Les deux cafiés - Conte de Tradition Orale

Un jour, deux pieds de café se rencontrèrent sur le grand chemin. Bien qu’ils furent parents, ils ne se donnèrent pas la main, l’un, tout jaune et sec, était né à la Martinique; sans feuilles et rabougri, il était malade, étique. Dans toutes ses branches, un serpent plein de venin s’entortillait dans les anneaux sans fin. L’autre pied de café était né à la Guadeloupe; d’un bel arbrisseau, il avait la coupe! Vert autant qu’un lézard et chargé de grains.

Il disait : «Vois, du ciel je suis protégé.» Rouge comme un flamboyant, il tenait la tête haute, tant il était fier de porter une belle récolte.

«Ah ! Ah ! Vraiment, dit-il à l’autre cafier, c’est toi qui, partout, te vante ainsi de fournir du café, à toi seul, à toute la France, quand tu t’en vas, t’en vas toujours en décadence! Toutes vermines et serpents, et la rouille et les pucerons viennent te sucer jusqu’au fin fond de tes souches! Ah ! tu es bien effronté de proclamer dans la gazette que tu es le seul bon café par dessus tous. Je te tiens aujourd’hui; voyons quelle bonne réponse tu me donneras? Sacrée petite ronce! ! ! Tandis que tu n’en peut plus, tu es toujours emprunté, tu sens la mort; demain tu seras défunt.»

L’autre cafier objecta : «Ne te fâches pas ainsi. Pour dire la vérité, à ce que tu dis, je te répondrai: une bonne renommée vaut mieux, cent fois, que ceinture galonnée. Dans le monde, c’est ainsi: chacun fait un plan, comme l’oie et le canard qui prennent la plume du paon.»

Un conte, en bon français, est un mensonge agréable celui que je viens de conter est positif, véritable. Je le certifie comme sûr et bien certain, et pour mieux le prouver, je cite un bon témoignage.

Un jour, M. Rollin, que tout le monde connaît, était allé à Paris pour faire des emplettes, et se promener. Pour cela, il avait apporté du café de la Guadeloupe où il demeurait. Un marchand parisien, flambant comme une allumette, qui se vantait de tout connaître, vint pour acheter du café chez M. Rollin. Celui-ci présenta, avec un air malin, sa belle denrée. Au mot de Guadeloupe qui sortit de sa bouche, le marchand, comme une soupe gonfla et fit un saut, en disant: «Ce n’est pas bon! C’est de mauvaise qualité; c’est noir comme du charbon! Le café que je demande, c’est le café Martinique.»

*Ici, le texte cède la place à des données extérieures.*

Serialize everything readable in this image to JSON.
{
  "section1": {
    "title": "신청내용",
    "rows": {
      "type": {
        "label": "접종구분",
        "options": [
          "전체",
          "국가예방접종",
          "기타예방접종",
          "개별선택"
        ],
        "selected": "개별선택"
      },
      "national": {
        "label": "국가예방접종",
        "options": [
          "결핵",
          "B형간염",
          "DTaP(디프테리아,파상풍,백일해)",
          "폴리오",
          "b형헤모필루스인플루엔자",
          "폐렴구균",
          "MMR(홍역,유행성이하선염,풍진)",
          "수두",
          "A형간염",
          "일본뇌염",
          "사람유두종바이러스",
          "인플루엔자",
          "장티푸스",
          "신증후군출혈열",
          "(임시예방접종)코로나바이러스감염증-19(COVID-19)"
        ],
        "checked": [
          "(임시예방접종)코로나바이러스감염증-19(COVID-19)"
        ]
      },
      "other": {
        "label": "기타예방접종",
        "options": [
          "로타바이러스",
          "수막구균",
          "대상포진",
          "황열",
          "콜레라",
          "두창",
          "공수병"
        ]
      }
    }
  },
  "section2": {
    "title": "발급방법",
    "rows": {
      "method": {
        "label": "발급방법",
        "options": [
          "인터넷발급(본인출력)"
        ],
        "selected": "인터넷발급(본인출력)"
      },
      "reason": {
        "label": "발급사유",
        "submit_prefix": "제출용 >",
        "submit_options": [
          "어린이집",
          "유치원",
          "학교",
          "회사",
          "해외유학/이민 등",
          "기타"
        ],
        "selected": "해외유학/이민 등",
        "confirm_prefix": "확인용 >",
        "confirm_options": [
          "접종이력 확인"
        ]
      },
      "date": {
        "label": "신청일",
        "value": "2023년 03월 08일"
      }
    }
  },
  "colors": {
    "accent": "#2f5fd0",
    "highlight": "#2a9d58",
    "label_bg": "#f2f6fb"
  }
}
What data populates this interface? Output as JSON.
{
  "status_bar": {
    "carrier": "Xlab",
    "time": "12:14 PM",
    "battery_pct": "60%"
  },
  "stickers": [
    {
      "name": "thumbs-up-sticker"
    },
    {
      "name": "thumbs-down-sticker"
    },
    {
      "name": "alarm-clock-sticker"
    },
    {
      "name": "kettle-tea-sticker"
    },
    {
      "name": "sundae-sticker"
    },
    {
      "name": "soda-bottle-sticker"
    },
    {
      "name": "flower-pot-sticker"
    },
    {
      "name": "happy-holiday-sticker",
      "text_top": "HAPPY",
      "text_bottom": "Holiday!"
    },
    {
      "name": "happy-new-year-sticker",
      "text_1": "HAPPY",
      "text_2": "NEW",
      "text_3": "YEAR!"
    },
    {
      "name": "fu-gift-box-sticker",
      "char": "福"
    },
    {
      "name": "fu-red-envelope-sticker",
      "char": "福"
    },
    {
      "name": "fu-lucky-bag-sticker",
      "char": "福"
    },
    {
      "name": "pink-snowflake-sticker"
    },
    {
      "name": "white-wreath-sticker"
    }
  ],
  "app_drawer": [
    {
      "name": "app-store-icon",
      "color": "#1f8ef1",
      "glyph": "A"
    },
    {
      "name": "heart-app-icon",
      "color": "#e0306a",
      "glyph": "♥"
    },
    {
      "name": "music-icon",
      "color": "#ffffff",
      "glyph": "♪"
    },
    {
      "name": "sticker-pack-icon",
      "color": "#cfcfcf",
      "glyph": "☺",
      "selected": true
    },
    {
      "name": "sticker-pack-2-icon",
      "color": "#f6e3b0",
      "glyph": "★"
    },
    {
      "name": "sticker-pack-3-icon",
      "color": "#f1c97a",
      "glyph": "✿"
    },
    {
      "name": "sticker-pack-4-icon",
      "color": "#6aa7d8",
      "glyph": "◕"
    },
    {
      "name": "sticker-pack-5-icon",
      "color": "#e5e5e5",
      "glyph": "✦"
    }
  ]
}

M. Rollin qui est roué, qui n’est pas du tout une bourrique, répondit au marchand qu’il avait un gros lot de bon café Martinique, au Havre, en dépôt. Deux ou trois jours après, il s’en alla vite, pour aller montrer, dans une bourse bien pleine, un petit échantillon de même qualité. Aussitôt, le marchand, avec un fin lorgnon, après vérification, cria: «Voilà l’affaire! Ah! Parlez-moi de cela! C ’est celui que je préfère à tous les autres cafés. » Il le dit, ce sot, Sans se douter un brin que c’était le même café. En France et à Paris, partout dans les boutiques, on fait passer pour café Martinique (Qui n’a pas encore vu le jour) le café Guadeloupéen qui seul est bon et qui se trouve partout.